Portanto, tenho que presentes os requisitos do fumus boni juris e do periculum in mora, pelo que, liminarmente, determino que a DD. Autoridade Impetrada aceite declaração via formulário que venha a ser apresentada pela ora Impetrante, sob as penas da lei.

Notifique-se a Autoridade Impetrada para observar a decisão supra, bem como para prestar as informações legais.

No momento oportuno ao Ministério Público Federal de Pernambuco para o r. Parecer legal.

P. I.

Recife, 12.04.2004.

Francisco Alves dos Santos Júnior

Juiz Federal, 2ª Vara – PE

Revista Consultor Jurídico, 15 de abril de 2004, 14h20

Comentários de leitores

1 comentário

A Receita e tantas outras entidades administrat...

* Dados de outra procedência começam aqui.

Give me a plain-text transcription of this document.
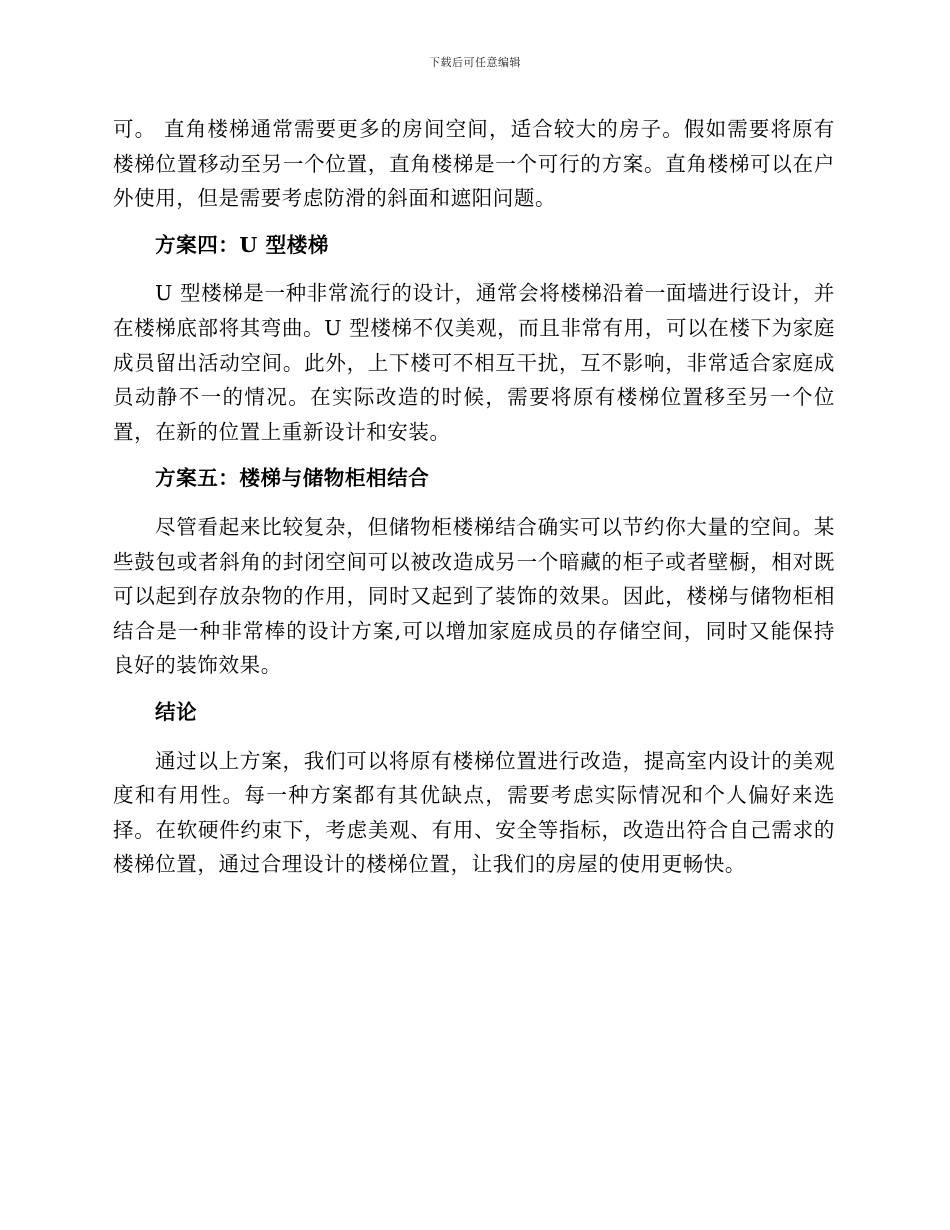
下载后可任意编辑

可。 直角楼梯通常需要更多的房间空间，适合较大的房子。假如需要将原有楼梯位置移动至另一个位置，直角楼梯是一个可行的方案。直角楼梯可以在户外使用，但是需要考虑防滑的斜面和遮阳问题。

方案四：U 型楼梯

U 型楼梯是一种非常流行的设计，通常会将楼梯沿着一面墙进行设计，并在楼梯底部将其弯曲。U 型楼梯不仅美观，而且非常有用，可以在楼下为家庭成员留出活动空间。此外，上下楼可不相互干扰，互不影响，非常适合家庭成员动静不一的情况。在实际改造的时候，需要将原有楼梯位置移至另一个位置，在新的位置上重新设计和安装。

方案五：楼梯与储物柜相结合

尽管看起来比较复杂，但储物柜楼梯结合确实可以节约你大量的空间。某些鼓包或者斜角的封闭空间可以被改造成另一个暗藏的柜子或者壁橱，相对既可以起到存放杂物的作用，同时又起到了装饰的效果。因此，楼梯与储物柜相结合是一种非常棒的设计方案,可以增加家庭成员的存储空间，同时又能保持良好的装饰效果。

结论

通过以上方案，我们可以将原有楼梯位置进行改造，提高室内设计的美观度和有用性。每一种方案都有其优缺点，需要考虑实际情况和个人偏好来选择。在软硬件约束下，考虑美观、有用、安全等指标，改造出符合自己需求的楼梯位置，通过合理设计的楼梯位置，让我们的房屋的使用更畅快。
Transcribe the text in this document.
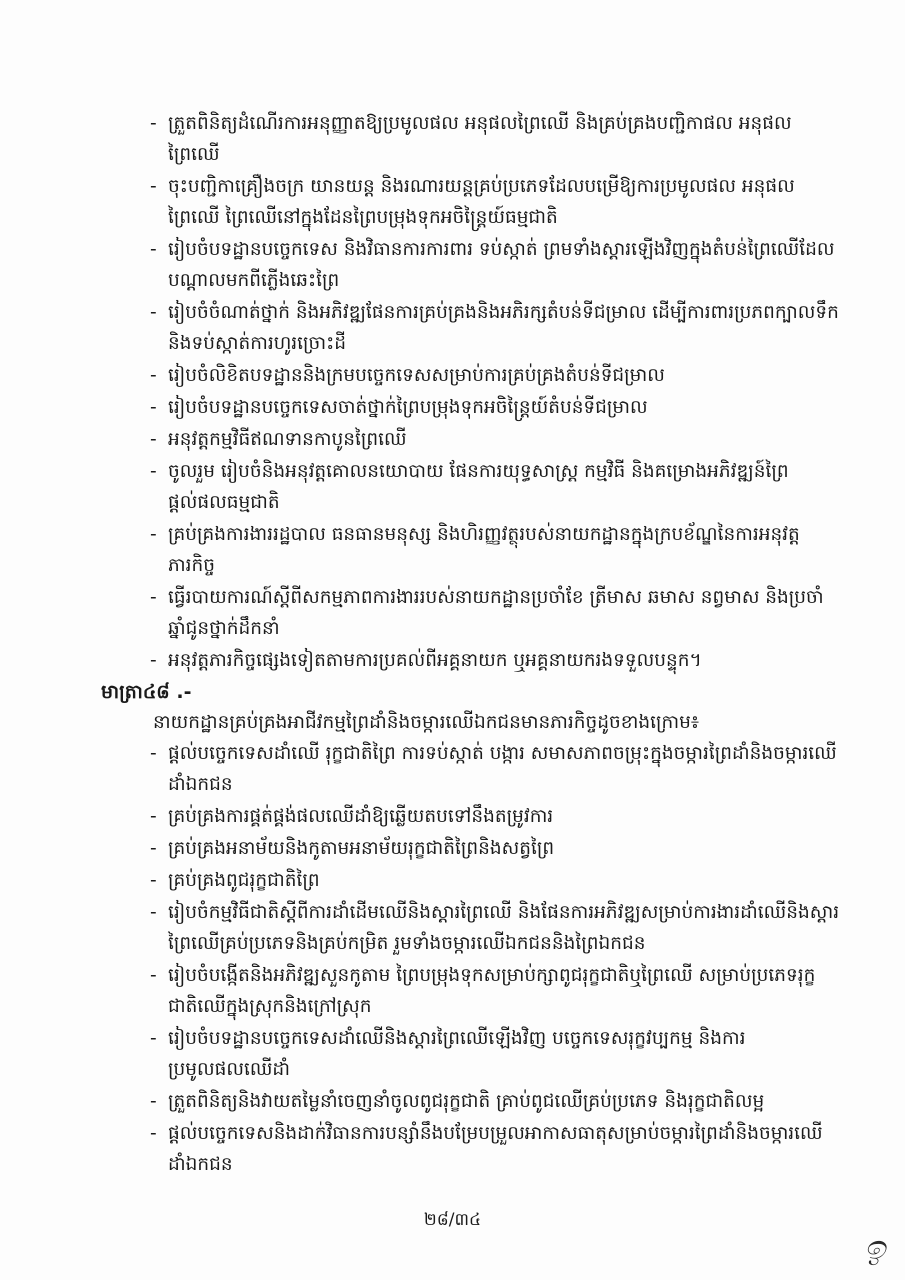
- ត្រួតពិនិត្យដំណើរការអនុញ្ញាតឱ្យប្រមូលផល អនុផលព្រៃឈើ និងគ្រប់គ្រងបញ្ជិកាផល អនុផលព្រៃឈើ
- ចុះបញ្ជិកាគ្រឿងចក្រ យានយន្ត និងរណារយន្តគ្រប់ប្រភេទដែលបម្រើឱ្យការប្រមូលផល អនុផលព្រៃឈើ ព្រៃឈើនៅក្នុងដែនព្រៃបម្រុងទុកអចិន្ត្រៃយ៍ធម្មជាតិ
- រៀបចំបទដ្ឋានបច្ចេកទេស និងវិធានការការពារ ទប់ស្កាត់ ព្រមទាំងស្តារឡើងវិញក្នុងតំបន់ព្រៃឈើដែលបណ្តាលមកពីភ្លើងឆេះព្រៃ
- រៀបចំចំណាត់ថ្នាក់ និងអភិវឌ្ឍផែនការគ្រប់គ្រងនិងអភិរក្សតំបន់ទីជម្រាល ដើម្បីការពារប្រភពក្បាលទឹក និងទប់ស្កាត់ការហូរច្រោះដី
- រៀបចំលិខិតបទដ្ឋាននិងក្រមបច្ចេកទេសសម្រាប់ការគ្រប់គ្រងតំបន់ទីជម្រាល
- រៀបចំបទដ្ឋានបច្ចេកទេសចាត់ថ្នាក់ព្រៃបម្រុងទុកអចិន្ត្រៃយ៍តំបន់ទីជម្រាល
- អនុវត្តកម្មវិធីឥណទានកាបូនព្រៃឈើ
- ចូលរួម រៀបចំនិងអនុវត្តគោលនយោបាយ ផែនការយុទ្ធសាស្ត្រ កម្មវិធី និងគម្រោងអភិវឌ្ឍន៍ព្រៃផ្តល់ផលធម្មជាតិ
- គ្រប់គ្រងការងាររដ្ឋបាល ធនធានមនុស្ស និងហិរញ្ញវត្ថុរបស់នាយកដ្ឋានក្នុងក្របខ័ណ្ឌនៃការអនុវត្តភារកិច្ច
- ធ្វើរបាយការណ៍ស្តីពីសកម្មភាពការងាររបស់នាយកដ្ឋានប្រចាំខែ ត្រីមាស ឆមាស នព្វមាស និងប្រចាំឆ្នាំជូនថ្នាក់ដឹកនាំ
- អនុវត្តភារកិច្ចផ្សេងទៀតតាមការប្រគល់ពីអគ្គនាយក ឬអគ្គនាយករងទទួលបន្ទុក។
មាត្រា៤៨ .-
នាយកដ្ឋានគ្រប់គ្រងអាជីវកម្មព្រៃដាំនិងចម្ការឈើឯកជនមានភារកិច្ចដូចខាងក្រោម៖
- ផ្តល់បច្ចេកទេសដាំឈើ រុក្ខជាតិព្រៃ ការទប់ស្កាត់ បង្ការ សមាសភាពចម្រុះក្នុងចម្ការព្រៃដាំនិងចម្ការឈើដាំឯកជន
- គ្រប់គ្រងការផ្គត់ផ្គង់ផលឈើដាំឱ្យឆ្លើយតបទៅនឹងតម្រូវការ
- គ្រប់គ្រងអនាម័យនិងកូតាមអនាម័យរុក្ខជាតិព្រៃនិងសត្វព្រៃ
- គ្រប់គ្រងពូជរុក្ខជាតិព្រៃ
- រៀបចំកម្មវិធីជាតិស្តីពីការដាំដើមឈើនិងស្តារព្រៃឈើ និងផែនការអភិវឌ្ឍសម្រាប់ការងារដាំឈើនិងស្តារព្រៃឈើគ្រប់ប្រភេទនិងគ្រប់កម្រិត រួមទាំងចម្ការឈើឯកជននិងព្រៃឯកជន
- រៀបចំបង្កើតនិងអភិវឌ្ឍសួនកូតាម ព្រៃបម្រុងទុកសម្រាប់ក្សាពូជរុក្ខជាតិឬព្រៃឈើ សម្រាប់ប្រភេទរុក្ខជាតិឈើក្នុងស្រុកនិងក្រៅស្រុក
- រៀបចំបទដ្ឋានបច្ចេកទេសដាំឈើនិងស្តារព្រៃឈើឡើងវិញ បច្ចេកទេសរុក្ខវប្បកម្ម និងការប្រមូលផលឈើដាំ
- ត្រួតពិនិត្យនិងវាយតម្លៃនាំចេញនាំចូលពូជរុក្ខជាតិ គ្រាប់ពូជឈើគ្រប់ប្រភេទ និងរុក្ខជាតិលម្អ
- ផ្តល់បច្ចេកទេសនិងដាក់វិធានការបន្សាំនឹងបម្រែបម្រួលអាកាសធាតុសម្រាប់ចម្ការព្រៃដាំនិងចម្ការឈើដាំឯកជន
២៨/៣៤
ඉ
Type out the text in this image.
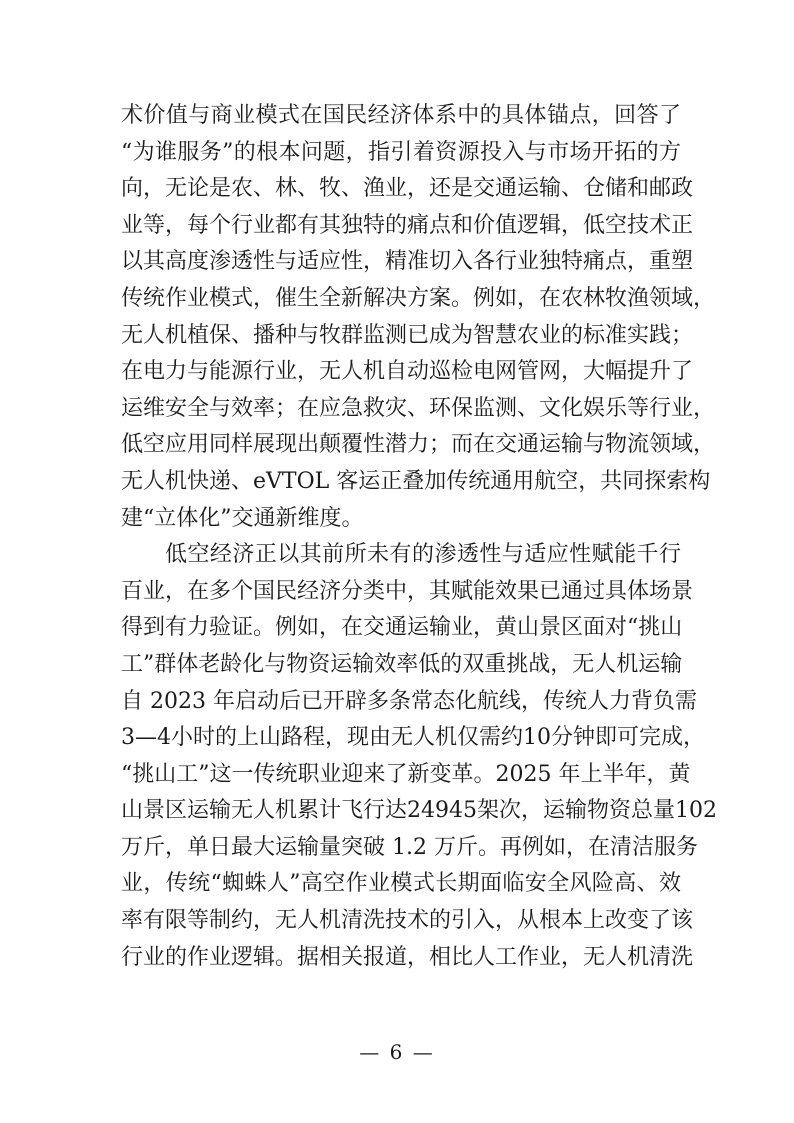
术价值与商业模式在国民经济体系中的具体锚点，回答了
“为谁服务”的根本问题，指引着资源投入与市场开拓的方
向，无论是农、林、牧、渔业，还是交通运输、仓储和邮政
业等，每个行业都有其独特的痛点和价值逻辑，低空技术正
以其高度渗透性与适应性，精准切入各行业独特痛点，重塑
传统作业模式，催生全新解决方案。例如，在农林牧渔领域，
无人机植保、播种与牧群监测已成为智慧农业的标准实践；
在电力与能源行业，无人机自动巡检电网管网，大幅提升了
运维安全与效率；在应急救灾、环保监测、文化娱乐等行业，
低空应用同样展现出颠覆性潜力；而在交通运输与物流领域，
无人机快递、eVTOL 客运正叠加传统通用航空，共同探索构
建“立体化”交通新维度。
低空经济正以其前所未有的渗透性与适应性赋能千行
百业，在多个国民经济分类中，其赋能效果已通过具体场景
得到有力验证。例如，在交通运输业，黄山景区面对“挑山
工”群体老龄化与物资运输效率低的双重挑战，无人机运输
自 2023 年启动后已开辟多条常态化航线，传统人力背负需
3—4小时的上山路程，现由无人机仅需约10分钟即可完成，
“挑山工”这一传统职业迎来了新变革。2025 年上半年，黄
山景区运输无人机累计飞行达24945架次，运输物资总量102
万斤，单日最大运输量突破 1.2 万斤。再例如，在清洁服务
业，传统“蜘蛛人”高空作业模式长期面临安全风险高、效
率有限等制约，无人机清洗技术的引入，从根本上改变了该
行业的作业逻辑。据相关报道，相比人工作业，无人机清洗
— 6 —
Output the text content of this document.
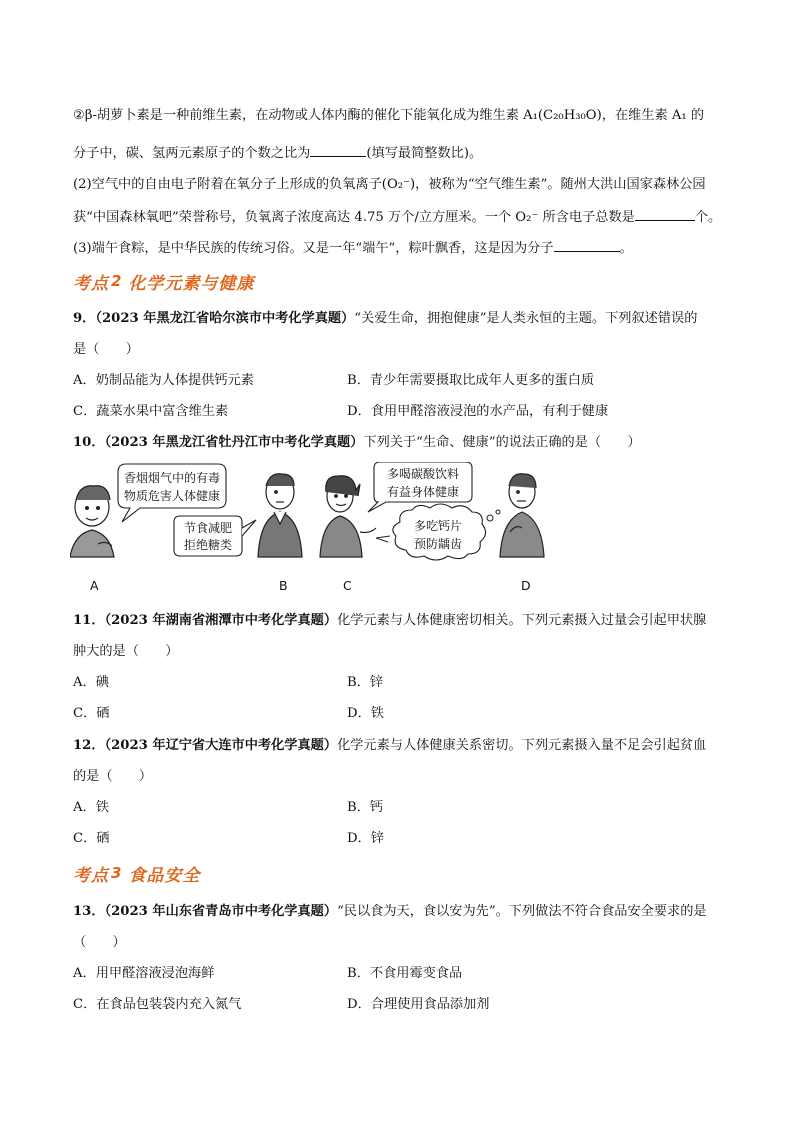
②β-胡萝卜素是一种前维生素，在动物或人体内酶的催化下能氧化成为维生素 A₁(C₂₀H₃₀O)，在维生素 A₁ 的
分子中，碳、氢两元素原子的个数之比为	(填写最简整数比)。
(2)空气中的自由电子附着在氧分子上形成的负氧离子(O₂⁻)，被称为“空气维生素”。随州大洪山国家森林公园
获“中国森林氧吧”荣誉称号，负氧离子浓度高达 4.75 万个/立方厘米。一个 O₂⁻ 所含电子总数是	个。
(3)端午食粽，是中华民族的传统习俗。又是一年“端午”，粽叶飘香，这是因为分子	。
考点 2 化学元素与健康
9．（2023 年黑龙江省哈尔滨市中考化学真题）“关爱生命，拥抱健康”是人类永恒的主题。下列叙述错误的
是（　　）
A．奶制品能为人体提供钙元素	B．青少年需要摄取比成年人更多的蛋白质
C．蔬菜水果中富含维生素	D．食用甲醛溶液浸泡的水产品，有利于健康
10．（2023 年黑龙江省牡丹江市中考化学真题）下列关于“生命、健康”的说法正确的是（　　）
香烟烟气中的有毒
物质危害人体健康
节食减肥
拒绝糖类
多喝碳酸饮料
有益身体健康
多吃钙片
预防龋齿
A	B	C	D
11．（2023 年湖南省湘潭市中考化学真题）化学元素与人体健康密切相关。下列元素摄入过量会引起甲状腺
肿大的是（　　）
A．碘	B．锌
C．硒	D．铁
12．（2023 年辽宁省大连市中考化学真题）化学元素与人体健康关系密切。下列元素摄入量不足会引起贫血
的是（　　）
A．铁	B．钙
C．硒	D．锌
考点 3 食品安全
13．（2023 年山东省青岛市中考化学真题）“民以食为天，食以安为先”。下列做法不符合食品安全要求的是
（　　）
A．用甲醛溶液浸泡海鲜	B．不食用霉变食品
C．在食品包装袋内充入氮气	D．合理使用食品添加剂
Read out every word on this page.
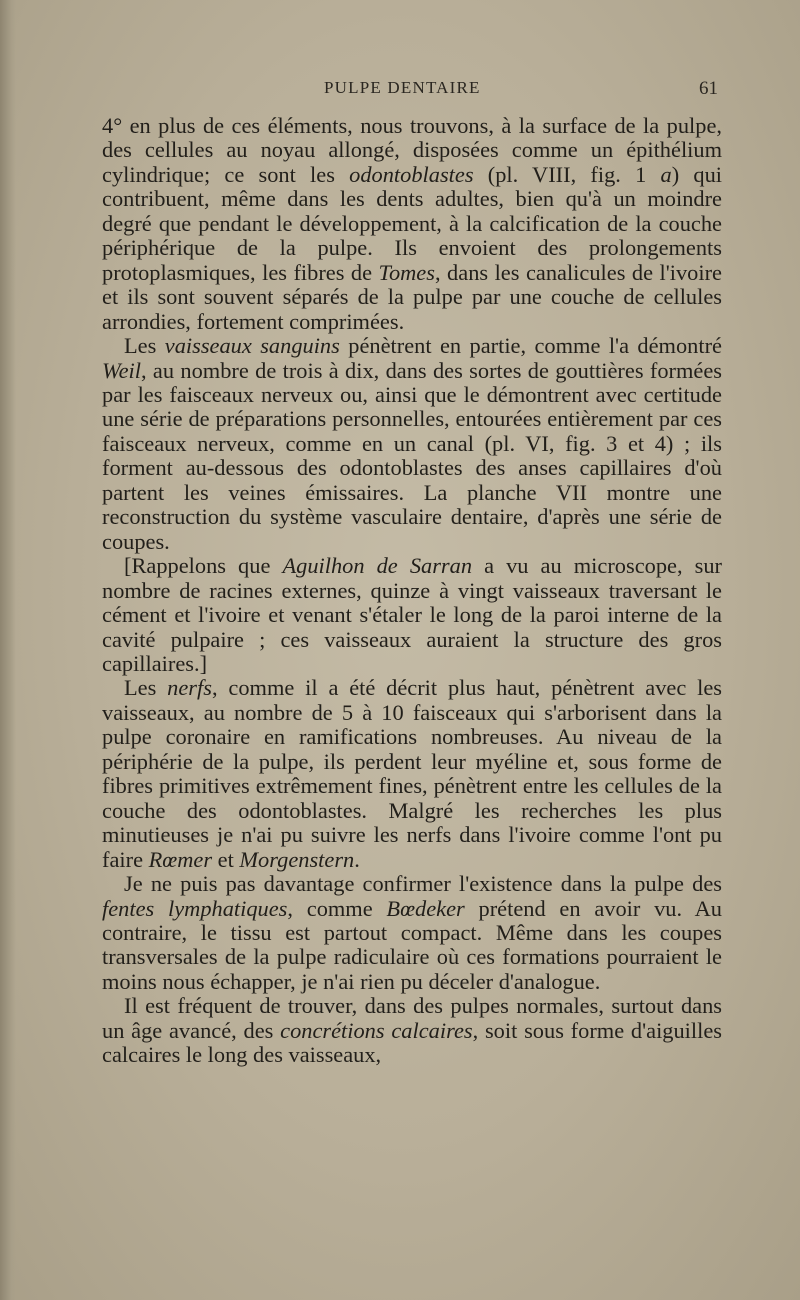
PULPE DENTAIRE	61

4° en plus de ces éléments, nous trouvons, à la surface de la pulpe, des cellules au noyau allongé, disposées comme un épithélium cylindrique; ce sont les odontoblastes (pl. VIII, fig. 1 a) qui contribuent, même dans les dents adultes, bien qu'à un moindre degré que pendant le développement, à la calcification de la couche périphérique de la pulpe. Ils envoient des prolongements protoplasmiques, les fibres de Tomes, dans les canalicules de l'ivoire et ils sont souvent séparés de la pulpe par une couche de cellules arrondies, fortement comprimées.

Les vaisseaux sanguins pénètrent en partie, comme l'a démontré Weil, au nombre de trois à dix, dans des sortes de gouttières formées par les faisceaux nerveux ou, ainsi que le démontrent avec certitude une série de préparations personnelles, entourées entièrement par ces faisceaux nerveux, comme en un canal (pl. VI, fig. 3 et 4) ; ils forment au-dessous des odontoblastes des anses capillaires d'où partent les veines émissaires. La planche VII montre une reconstruction du système vasculaire dentaire, d'après une série de coupes.

[Rappelons que Aguilhon de Sarran a vu au microscope, sur nombre de racines externes, quinze à vingt vaisseaux traversant le cément et l'ivoire et venant s'étaler le long de la paroi interne de la cavité pulpaire ; ces vaisseaux auraient la structure des gros capillaires.]

Les nerfs, comme il a été décrit plus haut, pénètrent avec les vaisseaux, au nombre de 5 à 10 faisceaux qui s'arborisent dans la pulpe coronaire en ramifications nombreuses. Au niveau de la périphérie de la pulpe, ils perdent leur myéline et, sous forme de fibres primitives extrêmement fines, pénètrent entre les cellules de la couche des odontoblastes. Malgré les recherches les plus minutieuses je n'ai pu suivre les nerfs dans l'ivoire comme l'ont pu faire Rœmer et Morgenstern.

Je ne puis pas davantage confirmer l'existence dans la pulpe des fentes lymphatiques, comme Bœdeker prétend en avoir vu. Au contraire, le tissu est partout compact. Même dans les coupes transversales de la pulpe radiculaire où ces formations pourraient le moins nous échapper, je n'ai rien pu déceler d'analogue.

Il est fréquent de trouver, dans des pulpes normales, surtout dans un âge avancé, des concrétions calcaires, soit sous forme d'aiguilles calcaires le long des vaisseaux,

Dr Eraldo Dantas Assunção (Advogado Autônomo)

A Receita e tantas outras entidades administrativas do executivo, em muitos casos, ferem nossa Carta Magna protelando inúmeras informações sob alegação de padronização de procedimentos, forjando, inclusive, instrumentos juridicos tais como o Habeas Data ou Mandados de Segurança para resolução de atos. A autonomia destas instituições deveriam ser freadas tão logo quanto dispostas. Aliás, do pouquíssimo que sei, a sentença condenatória age com poder de lei entre as partes e instituições que representam grande parte da sociedade, devem interessar em promover tais discuções.